Two "Wukongs" in Conflict: APP Names Constituting Trademark Infringement Is Not Acceptable!
2025-01-25   |   发布于:赛立信
Recently, the Fujian Provincial Higher People's Court concluded a second-instance case involving alleged trademark infringement and unfair competition related to an "APP" name, which has attracted considerable attention.
The plaintiff in the case is Xiamen Maji Brothers Network Technology Co., Ltd., which holds trademarks such as "Wukong Fen Shen" and "Wukong Duo Kai." These trademarks are registered for use in Class 9, covering recorded computer programs, recorded computer operating programs, computer software (recordable), and downloadable computer application software.
The defendant is Xiamen Quantum Stack Technology Co., Ltd. The APP developed and operated by this company was launched on the platform under the names "Wukong Fen Shen" and "Wukong Duo Kai." The earliest release date was October 30, 2017, and the software has accumulated approximately 140 million downloads.
As the software's download volume increased, Maji Company also took notice and sent emails to several mobile application platforms, alleging that the software APP constituted trademark infringement and requesting the platforms to remove the software.
In its counter-notice, Quantum Company argued that its products predated Maji Company and accused Maji of maliciously registering the trademarks. It also initiated procedures such as trademark objections and invalidation declarations against the "Wukong Fen Shen" and "Wukong Duo Kai" trademarks.

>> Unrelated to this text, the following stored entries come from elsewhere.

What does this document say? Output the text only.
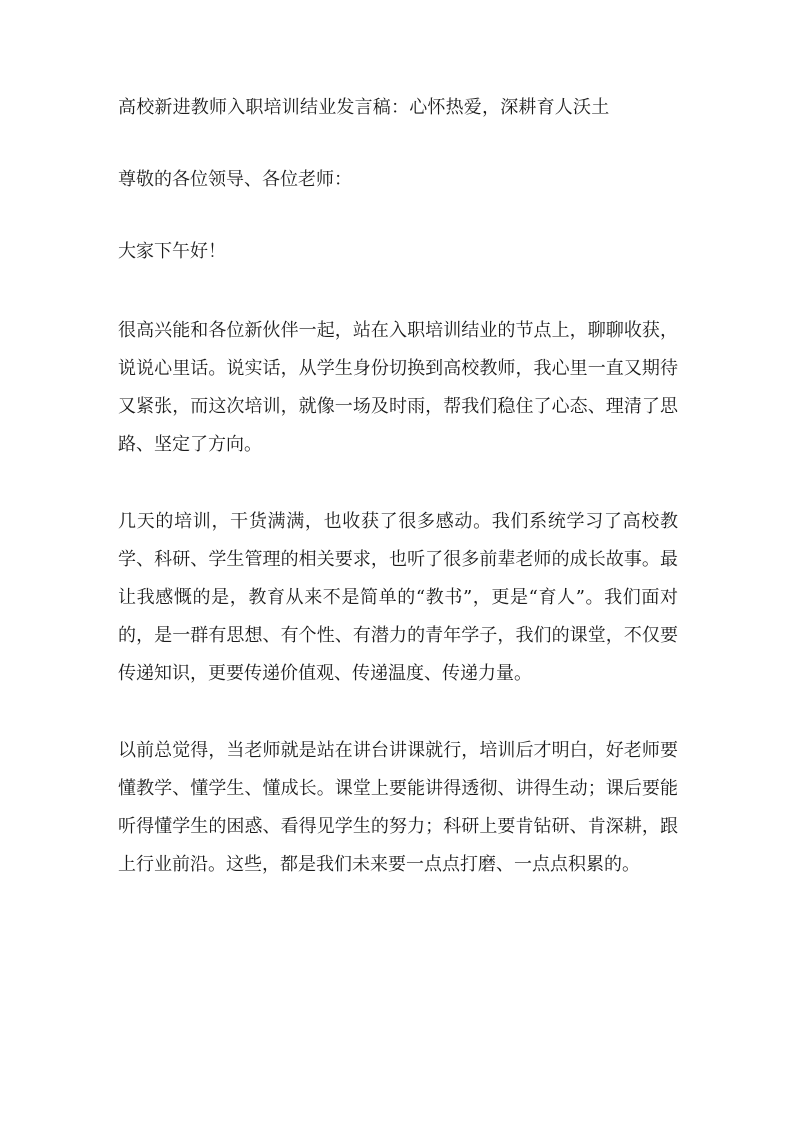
高校新进教师入职培训结业发言稿：心怀热爱，深耕育人沃土

尊敬的各位领导、各位老师：

大家下午好！

很高兴能和各位新伙伴一起，站在入职培训结业的节点上，聊聊收获，说说心里话。说实话，从学生身份切换到高校教师，我心里一直又期待又紧张，而这次培训，就像一场及时雨，帮我们稳住了心态、理清了思路、坚定了方向。

几天的培训，干货满满，也收获了很多感动。我们系统学习了高校教学、科研、学生管理的相关要求，也听了很多前辈老师的成长故事。最让我感慨的是，教育从来不是简单的“教书”，更是“育人”。我们面对的，是一群有思想、有个性、有潜力的青年学子，我们的课堂，不仅要传递知识，更要传递价值观、传递温度、传递力量。

以前总觉得，当老师就是站在讲台讲课就行，培训后才明白，好老师要懂教学、懂学生、懂成长。课堂上要能讲得透彻、讲得生动；课后要能听得懂学生的困惑、看得见学生的努力；科研上要肯钻研、肯深耕，跟上行业前沿。这些，都是我们未来要一点点打磨、一点点积累的。
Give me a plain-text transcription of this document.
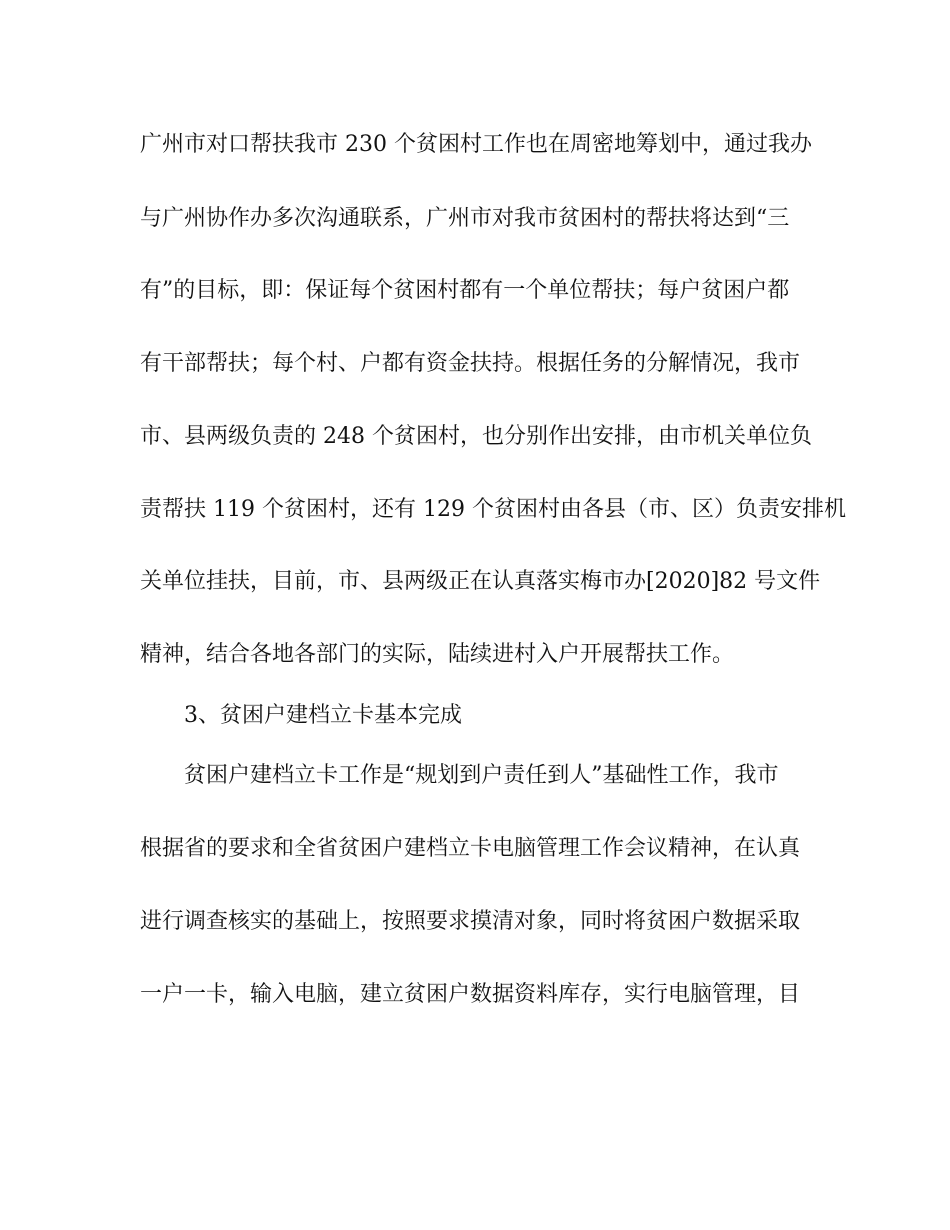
广州市对口帮扶我市 230 个贫困村工作也在周密地筹划中，通过我办
与广州协作办多次沟通联系，广州市对我市贫困村的帮扶将达到“三
有”的目标，即：保证每个贫困村都有一个单位帮扶；每户贫困户都
有干部帮扶；每个村、户都有资金扶持。根据任务的分解情况，我市
市、县两级负责的 248 个贫困村，也分别作出安排，由市机关单位负
责帮扶 119 个贫困村，还有 129 个贫困村由各县（市、区）负责安排机
关单位挂扶，目前，市、县两级正在认真落实梅市办[2020]82 号文件
精神，结合各地各部门的实际，陆续进村入户开展帮扶工作。
3、贫困户建档立卡基本完成
贫困户建档立卡工作是“规划到户责任到人”基础性工作，我市
根据省的要求和全省贫困户建档立卡电脑管理工作会议精神，在认真
进行调查核实的基础上，按照要求摸清对象，同时将贫困户数据采取
一户一卡，输入电脑，建立贫困户数据资料库存，实行电脑管理，目
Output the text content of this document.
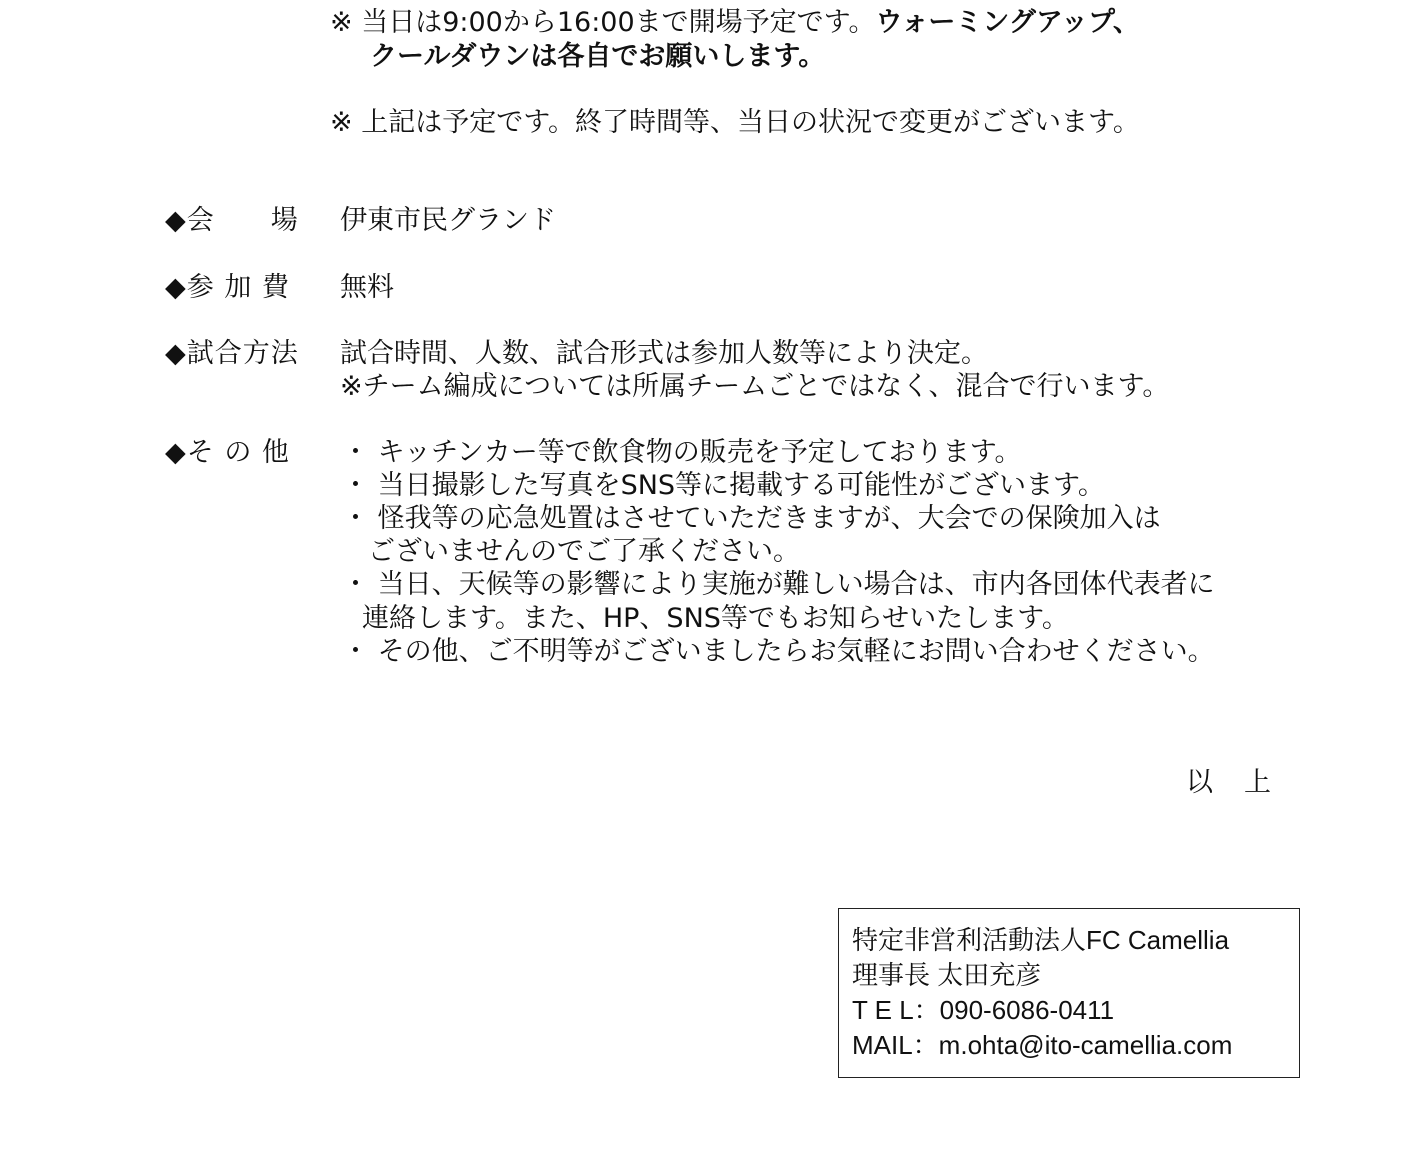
※ 当日は9:00から16:00まで開場予定です。ウォーミングアップ、
クールダウンは各自でお願いします。
※ 上記は予定です。終了時間等、当日の状況で変更がございます。
◆会　　場 伊東市民グランド
◆参 加 費 無料
◆試合方法 試合時間、人数、試合形式は参加人数等により決定。
※チーム編成については所属チームごとではなく、混合で行います。
◆そ の 他 ・ キッチンカー等で飲食物の販売を予定しております。
・ 当日撮影した写真をSNS等に掲載する可能性がございます。
・ 怪我等の応急処置はさせていただきますが、大会での保険加入は
ございませんのでご了承ください。
・ 当日、天候等の影響により実施が難しい場合は、市内各団体代表者に
連絡します。また、HP、SNS等でもお知らせいたします。
・ その他、ご不明等がございましたらお気軽にお問い合わせください。
以　上
特定非営利活動法人FC Camellia
理事長 太田充彦
T E L：090-6086-0411
MAIL：m.ohta@ito-camellia.com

In 2022, Maji Company sued Quantum Company in the Xiamen Intermediate People's Court of Fujian Province, citing trademark infringement and unfair competition, and requested the court to order the defendant to cease the infringing acts and compensate for 2.25 million yuan.
During the trial, the plaintiff company stated that the defendant was suspected of engaging in false or misleading commercial promotional activities. Due to the rule that APP names on mobile application platforms cannot be identical, the plaintiff's own "Wukong Fen Shen" APP could not be launched in a timely manner. However, the defendant company was able to benefit from the promotional efforts of the plaintiff's software, causing significant losses to the plaintiff.
The defendant company, on the other hand, argued that the "Wukong Fen Shen" APP had already achieved over 7 million downloads and a good reputation before the application date of the involved trademark. It claimed that it had established a certain level of influence through prior use, and since the plaintiff had not actually used the involved trademark, the defendant did not infringe the plaintiff's trademark rights or engage in unfair competition.
After the trial, the court held that:
  1. The defendant company's use of "Wukong Fen Shen" and "Wukong Duo Kai" as APP names, uploading them to multiple mobile application platforms for download and use by the relevant public, and promoting them, constituted an act of identifying the source of goods or services. The goods or services provided by the accused software were identical to the categories of use of the involved trademarks. This behavior was likely to mislead the public into believing that the APP provided by the defendant company originated from the plaintiff company or had a specific connection with it, thus constituting an infringement of the exclusive right to use the registered trademarks.
  2. Regarding the defendant company's claim of prior use rights, the investigation revealed that the download volume of the "Wukong Fen Shen" APP before the application date of the involved trademark was relatively limited and insufficient to prove that it had reached a certain level of influence. Therefore, the court did not support this claim.
The court ultimately ruled that the defendant company must immediately cease the infringing acts and determined that it should compensate the plaintiff company for economic losses and reasonable expenses amounting to 200,000 yuan.
After the first-instance judgment, both Maji Company and Quantum Company appealed to the Fujian Higher People's Court. The second-instance judgment of the Fujian Higher People's Court dismissed the appeals of Maji Company and Quantum Company and upheld the first-instance judgment.
Summary:
Article 76 of the Implementing Regulations of the Trademark Law stipulates that using a mark identical or similar to another person's registered trademark as a product name or decoration on the same or similar goods, which misleads the public, is considered an act of infringing the exclusive right to use a registered trademark as specified in Article 57, Paragraph 2 of the Trademark Law.